I have a GFI outlet in my kitchen that has another 3 outlets that run off of it. It was tripped the other day and it won't reset, I verified it has power going to it and there is no issue with a circuit breaker. There is nothing plugged into any of the other outlets. 

Could it be the GFI outlet itself thats the problem? Im pretty good with electrical so wondering what the proper steps to resolve this.
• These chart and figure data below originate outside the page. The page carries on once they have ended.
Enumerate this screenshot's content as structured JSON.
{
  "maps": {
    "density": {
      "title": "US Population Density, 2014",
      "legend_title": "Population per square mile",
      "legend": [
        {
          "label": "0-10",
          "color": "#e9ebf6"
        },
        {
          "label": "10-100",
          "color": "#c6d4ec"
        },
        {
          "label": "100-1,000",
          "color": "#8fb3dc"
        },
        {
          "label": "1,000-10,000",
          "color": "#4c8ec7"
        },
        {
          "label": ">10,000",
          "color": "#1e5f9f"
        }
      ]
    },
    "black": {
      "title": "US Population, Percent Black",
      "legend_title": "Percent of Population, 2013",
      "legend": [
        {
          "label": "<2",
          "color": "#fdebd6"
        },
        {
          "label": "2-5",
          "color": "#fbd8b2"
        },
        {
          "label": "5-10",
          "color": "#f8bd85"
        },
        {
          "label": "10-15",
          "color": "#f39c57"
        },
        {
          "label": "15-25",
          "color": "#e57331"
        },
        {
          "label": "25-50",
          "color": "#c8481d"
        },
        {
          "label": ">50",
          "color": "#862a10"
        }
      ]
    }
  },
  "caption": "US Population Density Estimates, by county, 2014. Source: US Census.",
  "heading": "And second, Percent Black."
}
Should I first try to replace the GFI outlet?
Should I disconnect all the other outlets and then try to reset GFI?

any help appreciated


----------



## Chevyman30571 (Feb 2, 2009)

To make sure that gfi is the problem wire nut the wires through to the other 3 outlets in the line without the gfi protecting them down the line and turn the breaker back on. If it doesn't trip than the gfi is bad.


----------



## SPINA ELECTRIC (Feb 19, 2011)

Sounds like a bad GFI receptacle


----------



## joed (Mar 13, 2005)

Disconnect the LOAD wires from the GFCI and try again to reset it. If it resets then you have a problem in the other receptacles or cables somewhere.


----------



## Stubbie (Jan 7, 2007)

Joe has your best troubleshooting suggestion. I do not think it is a bad gfci ... I think it is a gfci that is detecting a ground fault. Are you sure there are not more receptacles that are protected ?


----------



## rocketdoctor (Mar 18, 2009)

thanks I determined it wasn't the GFI by removing load wires as reseting it and it stayed on. When i disconnected and tested each outlet seperately i didn't have a problem anymore, maybe one of the outlet screws was touching the outlet box. I made sure electrical tape was wrapped around the outlet nets and reinstalled. all works fine now.

thanks


----------



## rjniles (Feb 5, 2007)

Good possibility that a ground wire in one of the boxes was touching a neutral causing a ground fault. When you pulled the receptacles out to test you cleared the fault.


----------